Four takeaways: Blackhawks overcome two-goal deficit to beat Golden Knights for first time

LAS VEGAS — Here are four takeaways from the Blackhawks' 5-3 win over the Vegas Golden Knights at T-Mobile Arena on Wednesday:

1. Blackhawks beat Golden Knights for first time ever

The Blackhawks entered this matchup the only team that hadn't beaten the Golden Knights since they entered the NHL in the 2017-18 season. They were 0-5-2 in the first seven games against them, despite having plenty of opportunities to beat them. As recently as Oct. 22, the Blackhawks were 1:33 away from shutting out Vegas before eventually falling in a shootout.

Despite giving up the first two goals, the Blackhawks rallied to score five straight and hung on for their first victory against the Golden Knights. They also won back-to-back games for the first time this season and improved to 3-0-1 in their last four games.

"It's good for the guys, good confidence boost," head coach Jeremy Colliton said. "A reminder that we're trending the right way. By no means are we perfect. We got lots of work to do but that's a good team and they're going to be a top team this year, no question, and we took two points in their barn."

2. Wild end-to-end action

The Blackhawks know that their new schematic change will make for some entertaining hockey games. It will be high risk, high reward and fast-paced. And that's exactly what Wednesday was: a track meet between two teams that like to play quick.

The Blackhawks and Golden Knights combined for 116 shot attempts, 68 shots on goal, 59 total scoring chances, 36 high-danger chances (according to Natural Stat Trick) and eight goals. Each team also had a penalty shot, but Zack Smith rang his shot off the crossbar 44 seconds into the game, and Jonathan Marchessault missed on his in the second period.

"Tonight was kind of a track meet," Calvin de Haan said. "We were taking a lot of odd-man rushes here and there, but we were creating a ton at the same time. Obviously we just out-capitalized them. These guys play hard at home and we weathered their storm. It was a fun game to play overall, but there's some things we can clean up. But we got the two points and it's about wins and losses."

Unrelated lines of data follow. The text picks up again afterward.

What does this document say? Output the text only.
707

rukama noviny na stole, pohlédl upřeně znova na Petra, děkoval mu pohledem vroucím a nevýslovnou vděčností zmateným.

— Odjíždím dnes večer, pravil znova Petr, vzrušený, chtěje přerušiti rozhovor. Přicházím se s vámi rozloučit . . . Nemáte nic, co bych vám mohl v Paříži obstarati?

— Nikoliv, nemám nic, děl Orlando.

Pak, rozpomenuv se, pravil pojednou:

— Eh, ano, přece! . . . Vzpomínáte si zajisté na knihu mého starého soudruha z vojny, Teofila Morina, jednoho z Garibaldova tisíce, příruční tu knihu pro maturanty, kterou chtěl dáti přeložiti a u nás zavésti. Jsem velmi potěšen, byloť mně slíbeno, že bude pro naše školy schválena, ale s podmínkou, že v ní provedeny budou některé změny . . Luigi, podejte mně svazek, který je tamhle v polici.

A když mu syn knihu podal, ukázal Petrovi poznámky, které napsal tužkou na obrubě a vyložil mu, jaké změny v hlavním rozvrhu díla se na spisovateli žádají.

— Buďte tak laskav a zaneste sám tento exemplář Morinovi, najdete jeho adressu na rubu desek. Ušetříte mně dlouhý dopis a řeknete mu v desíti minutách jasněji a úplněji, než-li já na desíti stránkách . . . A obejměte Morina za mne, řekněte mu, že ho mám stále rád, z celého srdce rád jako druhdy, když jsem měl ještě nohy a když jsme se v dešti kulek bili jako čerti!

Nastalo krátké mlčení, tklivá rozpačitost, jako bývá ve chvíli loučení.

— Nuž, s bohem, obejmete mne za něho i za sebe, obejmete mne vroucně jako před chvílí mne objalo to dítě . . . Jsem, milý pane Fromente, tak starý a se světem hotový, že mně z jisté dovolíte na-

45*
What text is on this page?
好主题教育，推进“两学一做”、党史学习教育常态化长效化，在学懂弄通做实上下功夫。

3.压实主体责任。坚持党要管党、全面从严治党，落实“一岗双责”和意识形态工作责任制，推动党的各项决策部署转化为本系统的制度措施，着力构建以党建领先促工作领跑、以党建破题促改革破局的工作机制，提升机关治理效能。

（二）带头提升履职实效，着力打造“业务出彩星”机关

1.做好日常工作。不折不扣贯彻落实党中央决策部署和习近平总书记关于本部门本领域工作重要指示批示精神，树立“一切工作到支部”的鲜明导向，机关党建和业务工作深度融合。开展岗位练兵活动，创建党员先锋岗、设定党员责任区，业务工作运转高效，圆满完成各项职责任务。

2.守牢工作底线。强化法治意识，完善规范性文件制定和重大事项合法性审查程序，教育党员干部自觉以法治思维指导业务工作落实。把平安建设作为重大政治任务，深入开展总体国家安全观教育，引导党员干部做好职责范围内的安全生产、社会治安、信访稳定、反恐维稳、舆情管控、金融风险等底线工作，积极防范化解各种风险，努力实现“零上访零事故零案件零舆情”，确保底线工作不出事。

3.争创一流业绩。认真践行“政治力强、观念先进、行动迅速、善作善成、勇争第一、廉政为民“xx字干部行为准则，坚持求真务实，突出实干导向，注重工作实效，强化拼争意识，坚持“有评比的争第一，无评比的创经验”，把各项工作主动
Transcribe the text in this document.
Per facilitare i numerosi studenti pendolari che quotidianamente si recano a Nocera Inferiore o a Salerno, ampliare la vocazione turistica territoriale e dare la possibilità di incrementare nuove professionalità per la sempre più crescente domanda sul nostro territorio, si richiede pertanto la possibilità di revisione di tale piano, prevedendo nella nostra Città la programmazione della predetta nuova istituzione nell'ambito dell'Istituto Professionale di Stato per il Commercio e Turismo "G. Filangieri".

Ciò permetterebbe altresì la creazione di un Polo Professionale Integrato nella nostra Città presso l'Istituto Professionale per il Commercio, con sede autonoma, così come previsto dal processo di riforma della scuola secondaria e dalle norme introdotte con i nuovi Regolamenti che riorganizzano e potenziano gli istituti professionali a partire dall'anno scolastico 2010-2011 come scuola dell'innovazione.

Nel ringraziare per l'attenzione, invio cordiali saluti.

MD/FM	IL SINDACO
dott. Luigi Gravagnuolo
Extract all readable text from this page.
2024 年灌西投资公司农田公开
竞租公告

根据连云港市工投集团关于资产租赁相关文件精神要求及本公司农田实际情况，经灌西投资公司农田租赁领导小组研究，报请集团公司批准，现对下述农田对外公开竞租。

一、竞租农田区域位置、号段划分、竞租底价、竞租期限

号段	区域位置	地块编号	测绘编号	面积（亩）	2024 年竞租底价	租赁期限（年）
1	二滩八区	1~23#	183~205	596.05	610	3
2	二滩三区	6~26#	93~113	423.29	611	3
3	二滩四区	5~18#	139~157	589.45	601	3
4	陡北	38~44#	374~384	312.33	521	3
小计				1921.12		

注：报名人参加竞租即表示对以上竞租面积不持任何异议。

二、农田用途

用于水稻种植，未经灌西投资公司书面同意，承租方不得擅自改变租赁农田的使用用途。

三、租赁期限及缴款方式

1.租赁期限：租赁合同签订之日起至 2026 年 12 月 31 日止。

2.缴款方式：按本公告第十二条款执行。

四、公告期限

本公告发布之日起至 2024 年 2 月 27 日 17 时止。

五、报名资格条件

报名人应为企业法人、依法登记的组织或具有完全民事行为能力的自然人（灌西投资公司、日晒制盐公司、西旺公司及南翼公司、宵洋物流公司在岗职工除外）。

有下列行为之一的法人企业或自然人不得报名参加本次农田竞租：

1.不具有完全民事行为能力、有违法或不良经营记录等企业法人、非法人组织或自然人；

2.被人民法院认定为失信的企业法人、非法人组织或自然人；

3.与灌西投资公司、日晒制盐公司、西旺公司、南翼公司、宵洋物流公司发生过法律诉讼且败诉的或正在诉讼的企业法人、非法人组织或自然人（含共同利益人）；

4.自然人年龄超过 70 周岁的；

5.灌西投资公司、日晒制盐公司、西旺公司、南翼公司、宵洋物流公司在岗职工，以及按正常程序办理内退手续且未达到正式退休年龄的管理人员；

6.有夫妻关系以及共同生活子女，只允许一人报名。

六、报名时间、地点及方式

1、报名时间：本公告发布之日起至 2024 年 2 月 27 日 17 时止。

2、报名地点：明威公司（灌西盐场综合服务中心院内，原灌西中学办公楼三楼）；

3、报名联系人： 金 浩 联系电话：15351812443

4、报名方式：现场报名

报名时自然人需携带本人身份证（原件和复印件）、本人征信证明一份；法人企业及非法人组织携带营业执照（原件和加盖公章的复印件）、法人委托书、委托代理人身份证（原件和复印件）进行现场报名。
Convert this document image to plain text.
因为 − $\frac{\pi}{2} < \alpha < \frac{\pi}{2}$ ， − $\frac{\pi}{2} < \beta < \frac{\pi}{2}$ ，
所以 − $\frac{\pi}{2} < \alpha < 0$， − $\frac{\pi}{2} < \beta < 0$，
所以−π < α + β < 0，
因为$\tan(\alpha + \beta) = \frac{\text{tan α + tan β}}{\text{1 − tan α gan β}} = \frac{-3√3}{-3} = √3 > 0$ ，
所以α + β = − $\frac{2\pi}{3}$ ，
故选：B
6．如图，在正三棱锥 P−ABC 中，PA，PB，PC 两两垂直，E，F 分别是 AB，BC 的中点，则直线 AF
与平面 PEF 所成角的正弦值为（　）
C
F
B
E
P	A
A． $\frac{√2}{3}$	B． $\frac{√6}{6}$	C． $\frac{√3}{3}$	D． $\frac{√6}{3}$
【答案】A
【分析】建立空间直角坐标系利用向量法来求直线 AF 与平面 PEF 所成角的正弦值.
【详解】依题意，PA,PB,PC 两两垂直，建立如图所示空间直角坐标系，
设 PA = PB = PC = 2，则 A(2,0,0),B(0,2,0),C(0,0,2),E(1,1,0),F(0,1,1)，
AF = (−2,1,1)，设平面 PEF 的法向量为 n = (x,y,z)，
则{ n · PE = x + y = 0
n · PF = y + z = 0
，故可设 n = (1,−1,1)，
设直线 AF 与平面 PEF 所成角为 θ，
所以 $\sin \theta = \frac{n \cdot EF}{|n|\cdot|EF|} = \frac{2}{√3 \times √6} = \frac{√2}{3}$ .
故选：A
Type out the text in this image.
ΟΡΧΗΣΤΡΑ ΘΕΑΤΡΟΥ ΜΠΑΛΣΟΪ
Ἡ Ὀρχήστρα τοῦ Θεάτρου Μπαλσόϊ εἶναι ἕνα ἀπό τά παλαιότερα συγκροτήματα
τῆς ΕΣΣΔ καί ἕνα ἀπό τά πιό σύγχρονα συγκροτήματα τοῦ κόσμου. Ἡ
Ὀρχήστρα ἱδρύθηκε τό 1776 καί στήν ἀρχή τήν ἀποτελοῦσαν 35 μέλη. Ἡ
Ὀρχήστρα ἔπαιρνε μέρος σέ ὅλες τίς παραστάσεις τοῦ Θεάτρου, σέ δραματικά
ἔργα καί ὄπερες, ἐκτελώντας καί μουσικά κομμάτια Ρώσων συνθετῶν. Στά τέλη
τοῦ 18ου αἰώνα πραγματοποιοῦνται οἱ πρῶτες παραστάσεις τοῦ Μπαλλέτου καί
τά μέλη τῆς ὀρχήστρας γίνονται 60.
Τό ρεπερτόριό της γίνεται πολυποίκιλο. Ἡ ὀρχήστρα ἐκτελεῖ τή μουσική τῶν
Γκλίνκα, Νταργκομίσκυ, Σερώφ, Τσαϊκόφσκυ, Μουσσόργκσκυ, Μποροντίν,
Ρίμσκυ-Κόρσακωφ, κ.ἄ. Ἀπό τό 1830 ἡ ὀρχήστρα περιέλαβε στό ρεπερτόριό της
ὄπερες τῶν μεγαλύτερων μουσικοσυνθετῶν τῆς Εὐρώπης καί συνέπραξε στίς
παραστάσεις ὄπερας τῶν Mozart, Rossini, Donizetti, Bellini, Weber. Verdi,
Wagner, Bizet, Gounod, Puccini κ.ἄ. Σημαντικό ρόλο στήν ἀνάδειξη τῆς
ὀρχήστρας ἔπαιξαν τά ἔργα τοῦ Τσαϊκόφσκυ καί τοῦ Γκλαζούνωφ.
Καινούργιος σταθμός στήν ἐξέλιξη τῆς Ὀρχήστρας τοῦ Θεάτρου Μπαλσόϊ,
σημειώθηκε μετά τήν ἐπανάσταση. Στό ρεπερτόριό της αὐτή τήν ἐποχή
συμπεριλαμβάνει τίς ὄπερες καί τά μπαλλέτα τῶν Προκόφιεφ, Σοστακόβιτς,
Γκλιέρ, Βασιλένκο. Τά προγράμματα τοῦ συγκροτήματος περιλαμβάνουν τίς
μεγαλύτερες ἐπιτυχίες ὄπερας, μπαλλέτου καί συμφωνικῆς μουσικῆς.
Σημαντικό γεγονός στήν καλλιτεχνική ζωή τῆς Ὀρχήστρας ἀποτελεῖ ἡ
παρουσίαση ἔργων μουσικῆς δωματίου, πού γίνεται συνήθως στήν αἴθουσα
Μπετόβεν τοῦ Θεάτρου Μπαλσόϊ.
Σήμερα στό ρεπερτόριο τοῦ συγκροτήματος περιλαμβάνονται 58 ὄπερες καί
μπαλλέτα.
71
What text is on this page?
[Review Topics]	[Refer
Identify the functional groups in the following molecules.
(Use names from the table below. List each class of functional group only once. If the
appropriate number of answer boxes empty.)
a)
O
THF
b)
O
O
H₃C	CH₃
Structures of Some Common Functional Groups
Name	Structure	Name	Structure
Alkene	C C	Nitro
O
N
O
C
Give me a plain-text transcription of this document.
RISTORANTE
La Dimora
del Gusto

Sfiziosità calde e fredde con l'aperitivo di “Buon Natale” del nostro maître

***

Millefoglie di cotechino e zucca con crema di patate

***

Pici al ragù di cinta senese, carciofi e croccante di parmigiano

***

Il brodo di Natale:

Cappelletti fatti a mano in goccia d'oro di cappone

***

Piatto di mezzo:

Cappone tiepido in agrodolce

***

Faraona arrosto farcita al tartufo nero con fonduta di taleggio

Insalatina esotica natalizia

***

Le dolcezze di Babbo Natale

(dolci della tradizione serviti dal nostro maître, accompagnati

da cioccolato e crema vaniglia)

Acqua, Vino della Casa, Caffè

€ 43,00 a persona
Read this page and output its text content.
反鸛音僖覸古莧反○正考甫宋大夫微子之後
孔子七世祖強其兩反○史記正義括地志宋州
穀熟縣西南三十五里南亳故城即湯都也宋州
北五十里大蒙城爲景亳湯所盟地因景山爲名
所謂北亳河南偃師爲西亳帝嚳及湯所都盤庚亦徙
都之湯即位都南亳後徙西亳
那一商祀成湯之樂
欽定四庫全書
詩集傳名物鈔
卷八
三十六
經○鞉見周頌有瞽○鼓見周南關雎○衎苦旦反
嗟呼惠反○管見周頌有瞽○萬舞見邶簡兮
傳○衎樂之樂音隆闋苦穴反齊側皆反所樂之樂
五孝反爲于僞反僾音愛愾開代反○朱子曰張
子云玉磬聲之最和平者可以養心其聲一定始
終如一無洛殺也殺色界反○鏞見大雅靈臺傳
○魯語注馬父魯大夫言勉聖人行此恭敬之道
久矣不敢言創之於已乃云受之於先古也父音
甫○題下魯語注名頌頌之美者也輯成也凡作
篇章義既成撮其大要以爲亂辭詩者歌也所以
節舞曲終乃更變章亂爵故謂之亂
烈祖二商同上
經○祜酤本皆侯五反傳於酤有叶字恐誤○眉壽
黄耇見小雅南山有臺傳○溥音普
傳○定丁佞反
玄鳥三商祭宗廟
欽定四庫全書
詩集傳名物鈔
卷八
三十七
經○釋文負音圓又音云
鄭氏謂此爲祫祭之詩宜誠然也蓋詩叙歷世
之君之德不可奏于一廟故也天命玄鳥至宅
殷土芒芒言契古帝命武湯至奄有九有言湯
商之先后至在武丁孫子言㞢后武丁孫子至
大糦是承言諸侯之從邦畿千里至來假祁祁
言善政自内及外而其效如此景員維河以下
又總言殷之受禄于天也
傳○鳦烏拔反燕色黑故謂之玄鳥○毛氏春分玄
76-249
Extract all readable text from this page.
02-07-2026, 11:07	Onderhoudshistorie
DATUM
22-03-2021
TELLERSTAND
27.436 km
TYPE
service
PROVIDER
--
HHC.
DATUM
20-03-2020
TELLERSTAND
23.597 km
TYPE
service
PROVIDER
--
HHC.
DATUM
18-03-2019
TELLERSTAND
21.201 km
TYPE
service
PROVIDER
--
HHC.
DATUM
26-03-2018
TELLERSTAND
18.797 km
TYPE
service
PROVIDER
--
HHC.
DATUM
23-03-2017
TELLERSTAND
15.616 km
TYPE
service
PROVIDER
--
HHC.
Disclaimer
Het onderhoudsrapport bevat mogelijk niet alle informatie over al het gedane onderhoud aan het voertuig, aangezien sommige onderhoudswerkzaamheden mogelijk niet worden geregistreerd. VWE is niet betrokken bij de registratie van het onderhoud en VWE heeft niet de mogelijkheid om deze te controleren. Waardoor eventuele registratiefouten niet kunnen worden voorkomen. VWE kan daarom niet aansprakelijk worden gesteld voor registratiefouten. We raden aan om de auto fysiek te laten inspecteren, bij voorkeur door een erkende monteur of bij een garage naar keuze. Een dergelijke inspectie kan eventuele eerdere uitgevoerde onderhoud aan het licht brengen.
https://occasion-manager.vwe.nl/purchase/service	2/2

3. Blackhawks score five in a row

After jumping out to a 2-0 lead in each of their previous three games, the Blackhawks found themselves on the other side of that on Wednesday, with the Golden Knights striking twice in the opening 6:29.

But it didn't faze the Blackhawks. Patrick Kane responded 16 seconds after the Golden Knights went up by two with a goal in his fourth consecutive game, and his team later scored the next four. 

Kane (one goal, two assists) and Dylan Strome (one goal, two assists) each had three-point outings while Kirby Dach (one goal, one assist), Alex DeBrincat (two assists) and Zack Smith (two assists) also had multi-point efforts. It was a huge character win for the Blackhawks.

"That was big," Colliton said of rallying from a two-goal deficit. "Because I thought we were close early. ... We had a decent beginning of the game and we're down 2-0. Maybe five games ago that could have gone south on us but I really liked how we responded."

4. An entertaining goaltending battle between two of the best

When they're both on, Corey Crawford and Marc-Andre Fleury are two of the top goaltenders in the league. And their talents were on full display on national television Wednesday night.

Crawford faced 21 high-danger chances and stopped 39 of 42 shots for a save percentage of .929. Fleury was solid also even though the numbers don’t show it, facing 15 high-danger chances and giving up five goals on 26 shots for a save percentage of .808.

The final score was 5-3, but it could've been much higher if it weren't for the two of them matching high quality save after high quality save throughout the game.

"It was a fast game," Crawford said. "They’re a really good hockey team. I think they lost a few before tonight, so obviously they were gonna be hungry. Seems like they always come out hard in the first period there. But we didn’t fold. We just kept playing. This offense is so good that, we get a little sniff and we’re still in the game. ... It was a fun hockey game."